- Now is a good time to update your software
- Periodic updates can be good
- Remember to keep devices plugged in while updating
The Whole Picture
Over the last few months there have been two very huge security scares – or better put, security people have learned how to market major issues. Security flaws are found quite frequently, but they are usually named things like CVE-2014-6287. Hard to be scared or excited about that. Either way, the latest two major security issues – Heartbleed and Shell Shock (much catchier names, no) – actually have very large potential implications. I wrote a post about Heartbleed a few weeks ago. For the average person, not much needed to be done – it was something for a system administrator to fix. Shell Shock is completely different.
Shell Shock affects a standard user’s computer. Anyone running Mac OS, Linux, or Unix. Normal Windows users are fairly safe – but not completely. Believe it or not, some devices such as printers, external hard drives, and even internet routers run versions of Linux.
What Does Shell Shock Do?
The vulnerability lets – in certain circumstances – any command be run on your computer. This could ultimately someone write a virus to do nearly anything on your computer and without your permission (wouldn’t even ask you to install anything).
The good news is that the issue was fixed and updating your software should solve the issue on most devices. So, while most people see “An update is available” and click “ignore” I highly recommend that you take the time to update, especially if you’re on a Mac.

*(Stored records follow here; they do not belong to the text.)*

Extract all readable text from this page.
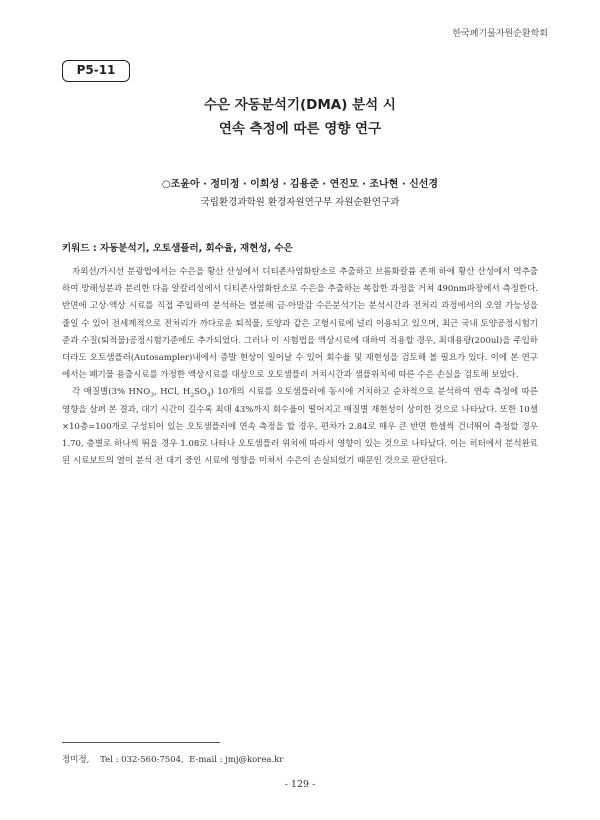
한국폐기물자원순환학회
P5-11
수은 자동분석기(DMA) 분석 시
연속 측정에 따른 영향 연구
○조윤아 · 정미정 · 이희성 · 김용준 · 연진모 · 조나현 · 신선경
국립환경과학원 환경자원연구부 자원순환연구과
키워드 : 자동분석기, 오토샘플러, 회수율, 재현성, 수은

자외선/가시선 분광법에서는 수은을 황산 산성에서 디티존사염화탄소로 추출하고 브롬화칼륨 존재 하에 황산 산성에서 역추출하여 방해성분과 분리한 다음 알칼리성에서 디티존사염화탄소로 수은을 추출하는 복잡한 과정을 거쳐 490nm파장에서 측정한다. 반면에 고상·액상 시료를 직접 주입하여 분석하는 열분해 금-아말감 수은분석기는 분석시간과 전처리 과정에서의 오염 가능성을 줄일 수 있어 전세계적으로 전처리가 까다로운 퇴적물, 토양과 같은 고형시료에 널리 이용되고 있으며, 최근 국내 토양공정시험기준과 수질(퇴적물)공정시험기준에도 추가되었다. 그러나 이 시험법을 액상시료에 대하여 적용할 경우, 최대용량(200ul)을 주입하더라도 오토샘플러(Autosampler)내에서 증발 현상이 일어날 수 있어 회수율 및 재현성을 검토해 볼 필요가 있다. 이에 본 연구에서는 폐기물 용출시료를 가정한 액상시료를 대상으로 오토샘플러 거치시간과 샘플위치에 따른 수은 손실을 검토해 보았다.

각 매질별(3% $HNO_3$, HCl, $H_2SO_4$) 10개의 시료를 오토샘플러에 동시에 거치하고 순차적으로 분석하여 연속 측정에 따른 영향을 살펴 본 결과, 대기 시간이 길수록 최대 43%까지 회수율이 떨어지고 매질별 재현성이 상이한 것으로 나타났다. 또한 10셀×10층=100개로 구성되어 있는 오토샘플러에 연속 측정을 할 경우, 편차가 2.84로 매우 큰 반면 한셀씩 건너뛰어 측정할 경우 1.70, 층별로 하나씩 뛰을 경우 1.08로 나타나 오토샘플러 위치에 따라서 영향이 있는 것으로 나타났다. 이는 히터에서 분석완료된 시료보트의 열이 분석 전 대기 중인 시료에 영향을 미쳐서 수은이 손실되었기 때문인 것으로 판단된다.

정미정,    Tel : 032-560-7504,  E-mail : jmj@korea.kr
- 129 -
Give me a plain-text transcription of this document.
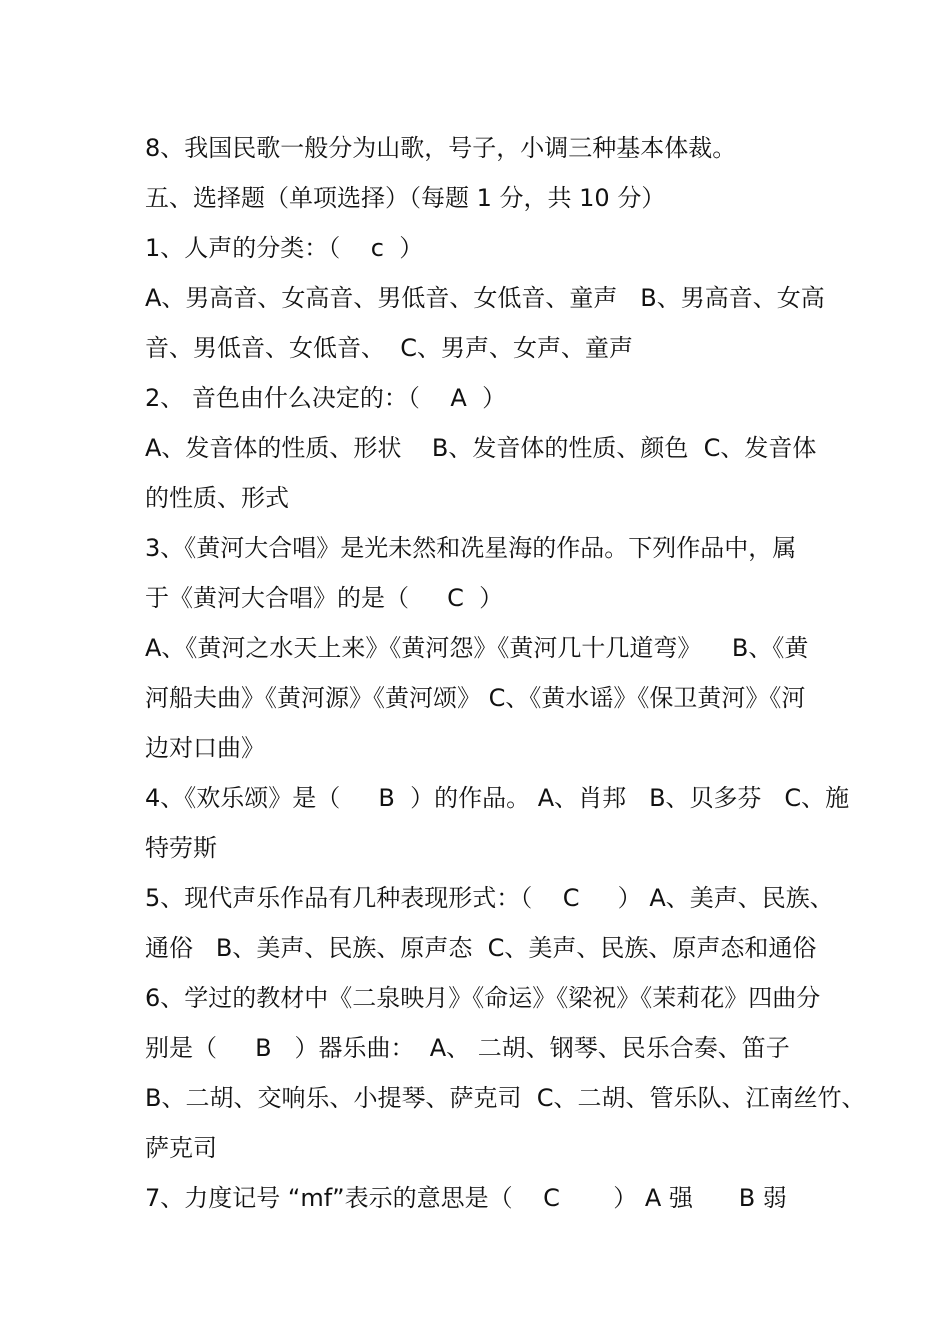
8、我国民歌一般分为山歌，号子，小调三种基本体裁。
五、选择题（单项选择）（每题 1 分，共 10 分）
1、人声的分类：（    c  ）
A、男高音、女高音、男低音、女低音、童声   B、男高音、女高
音、男低音、女低音、  C、男声、女声、童声
2、 音色由什么决定的：（    A  ）
A、发音体的性质、形状    B、发音体的性质、颜色  C、发音体
的性质、形式
3、《黄河大合唱》是光未然和冼星海的作品。下列作品中，属
于《黄河大合唱》的是（     C  ）
A、《黄河之水天上来》《黄河怨》《黄河几十几道弯》    B、《黄
河船夫曲》《黄河源》《黄河颂》 C、《黄水谣》《保卫黄河》《河
边对口曲》
4、《欢乐颂》是（     B  ）的作品。 A、肖邦   B、贝多芬   C、施
特劳斯
5、现代声乐作品有几种表现形式：（    C     ） A、美声、民族、
通俗   B、美声、民族、原声态  C、美声、民族、原声态和通俗
6、学过的教材中《二泉映月》《命运》《梁祝》《茉莉花》四曲分
别是（     B   ）器乐曲：  A、 二胡、钢琴、民乐合奏、笛子
B、二胡、交响乐、小提琴、萨克司  C、二胡、管乐队、江南丝竹、
萨克司
7、力度记号 “mf”表示的意思是（    C       ） A 强      B 弱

It’s good to update on a regular basis.
Updates can be a pain, they always pop up in the middle of your work, and require you to restart your computer, etc. Mark on your calendar once a month to make sure you update your phone and computer. Big and small security issues are discovered all the time, and updates keep your device safe. Often hackers/virus writers don’t know about a flaw until it is discovered and fixed but will still write malicious code to take advantage of people who don’t update.